Seven years ago, Governor Andrew Cuomo set some ambitious energy goals for state owned buildings. The program called for all state property to reduce it’s energy consumption by 20%. One of the largest employers in the state is on track to meet that goal. As of last week, The State University of New York system has reduced the amount of energy the 64 campuses consumed by 18%.
Over the last decade, efficiency standards have saved the New York taxpayer $1.9 million per year. Instead of paying higher electricity bills, the money saved can be spent on better resources for the 425,000 students currently enrolled across the state. In addition to this savings, SUNY is preparing New York residents for the energy revolution that must occur in the next decade.

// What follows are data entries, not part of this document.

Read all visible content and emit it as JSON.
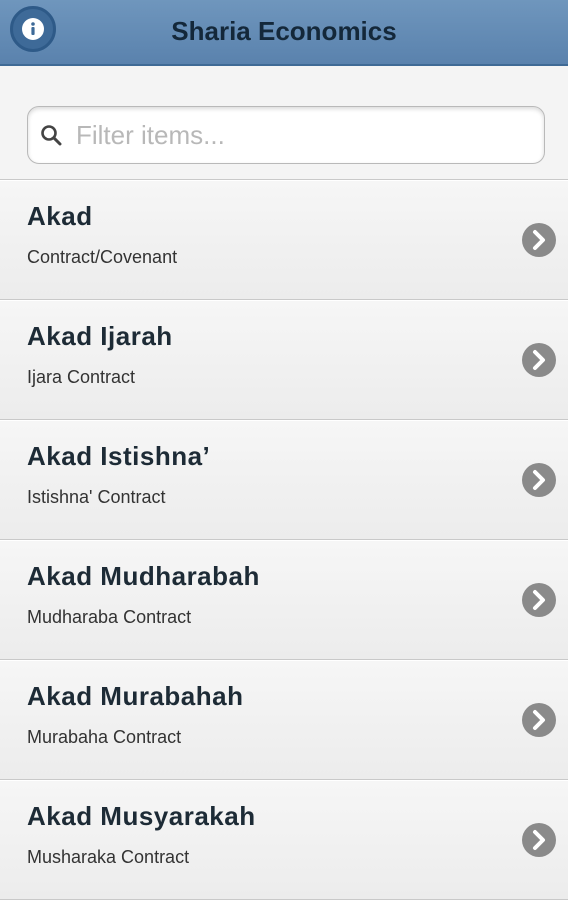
{
  "header": {
    "title": "Sharia Economics",
    "info_icon": "info-icon"
  },
  "search": {
    "placeholder": "Filter items...",
    "value": "",
    "icon": "search-icon"
  },
  "items": [
    {
      "title": "Akad",
      "subtitle": "Contract/Covenant"
    },
    {
      "title": "Akad Ijarah",
      "subtitle": "Ijara Contract"
    },
    {
      "title": "Akad Istishna’",
      "subtitle": "Istishna' Contract"
    },
    {
      "title": "Akad Mudharabah",
      "subtitle": "Mudharaba Contract"
    },
    {
      "title": "Akad Murabahah",
      "subtitle": "Murabaha Contract"
    },
    {
      "title": "Akad Musyarakah",
      "subtitle": "Musharaka Contract"
    }
  ],
  "colors": {
    "header_bg": "#5f88b3",
    "title_text": "#14283a",
    "chevron_bg": "#8a8a8a"
  }
}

Last fall, Governor Cuomo invested $15 million in SUNY’s clean energy workforce development and training programs.
Due to these and other innovations, SUNY has been able to reduce it’s carbon footprint by 25 percent since 1990 while adding nearly 50 percent more physical space. The mandate from the state government has spurred innovation in the private sector with new buildings using more efficient insulation, micro windmills, solar panels, and fuel cell technology to reduce or eliminate carbon emissions. Dining halls are even growing their own produce.
“As the nation’s largest university system, SUNY will lead by example by working with our talented faculty and visionary students to continue to research and develop the next generation of energy efficiency technology to combat the damaging effects of climate change every day of the year,” Chancellor Kristina M. Johnson said in a press release.